Higher-priced bridal jewelry and diamond fashion jewelry outperformed other merchandise categories, with its Ever Us brand still registering growth.
For the future, the company said that it plans to close 165 to 170 stores this fiscal year and open 90 to 115.
Light said that the continued closing of independent jewelers represents an opportunity for the company in the long run, though it has sometimes been hurt when those jewelers liquidate inventory.
He also indicated that the company is inching away from malls. He notes that now about 6 percent of its sales are outside the mall; a few years from now, he expects that 50 percent of its business will be outside the mall.

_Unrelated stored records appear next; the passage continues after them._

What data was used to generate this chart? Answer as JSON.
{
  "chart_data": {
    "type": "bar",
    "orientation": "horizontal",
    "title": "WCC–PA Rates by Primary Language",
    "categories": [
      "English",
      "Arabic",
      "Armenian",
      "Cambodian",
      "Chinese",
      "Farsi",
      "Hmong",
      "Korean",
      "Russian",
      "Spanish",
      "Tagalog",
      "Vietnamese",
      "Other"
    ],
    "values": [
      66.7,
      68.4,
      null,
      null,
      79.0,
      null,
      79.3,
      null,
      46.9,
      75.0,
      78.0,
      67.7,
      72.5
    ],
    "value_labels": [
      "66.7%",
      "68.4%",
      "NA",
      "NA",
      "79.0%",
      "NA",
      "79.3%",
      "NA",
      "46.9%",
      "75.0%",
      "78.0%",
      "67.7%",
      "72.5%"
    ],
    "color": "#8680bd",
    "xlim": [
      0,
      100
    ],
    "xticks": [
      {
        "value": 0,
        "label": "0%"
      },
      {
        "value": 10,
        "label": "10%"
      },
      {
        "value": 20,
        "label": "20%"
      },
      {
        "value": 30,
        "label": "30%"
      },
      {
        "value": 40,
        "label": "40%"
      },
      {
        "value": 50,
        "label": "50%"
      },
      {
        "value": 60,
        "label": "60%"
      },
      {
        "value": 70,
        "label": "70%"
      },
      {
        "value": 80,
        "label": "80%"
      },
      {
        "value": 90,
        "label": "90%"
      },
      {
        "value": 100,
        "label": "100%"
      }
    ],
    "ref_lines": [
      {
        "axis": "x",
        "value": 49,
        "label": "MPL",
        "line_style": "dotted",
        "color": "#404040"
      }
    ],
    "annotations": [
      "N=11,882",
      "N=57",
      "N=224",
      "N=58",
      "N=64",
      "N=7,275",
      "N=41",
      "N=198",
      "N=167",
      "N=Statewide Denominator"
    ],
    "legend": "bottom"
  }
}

Along those lines, chief financial officer Michele Santana said that its off-mall Kay locations are currently among its best-performing stores.
Signet also announced a long-anticipated change to its credit program, that will eventually lead to the outsourcing of all its credit services.
In the first phase of its new credit program, Signet will sell $1 billion of prime accounts receivables to Alliance Data Systems Corporation at par value. Alliance will then become the primary provider of credit for its Sterling division, which includes its Kay, Jared, and regional brands. Alliance currently provides credit for Signet’s Zale division.
Signet will retain existing nonprime accounts on its balance sheet, but outsource the credit servicing functions of those accounts to Genesis Financial Solutions.
It also signed a seven-year deal with Progressive Leasing to provide a lease-purchase payment option to customers who do not qualify for credit.
The second phase calls for Signet to fully outsource its credit and sell the remaining receivables on its balance sheet.
The new credit arrangements are designed to maintain the company’s net sales, said Santana. She also noted that the Progressive arrangement may present an “incremental revenue opportunity” for Signet.
Short sellers have lately raised questions about the company’s in-house credit, particularly the number of subprime accounts on its balance sheet and its use of the recency accounting method. Santana said that Signet will soon cease using the recency method, and transition to the more widely used contractural aging method.
The new program came as the result of a credit review conducted by Goldman Sachs.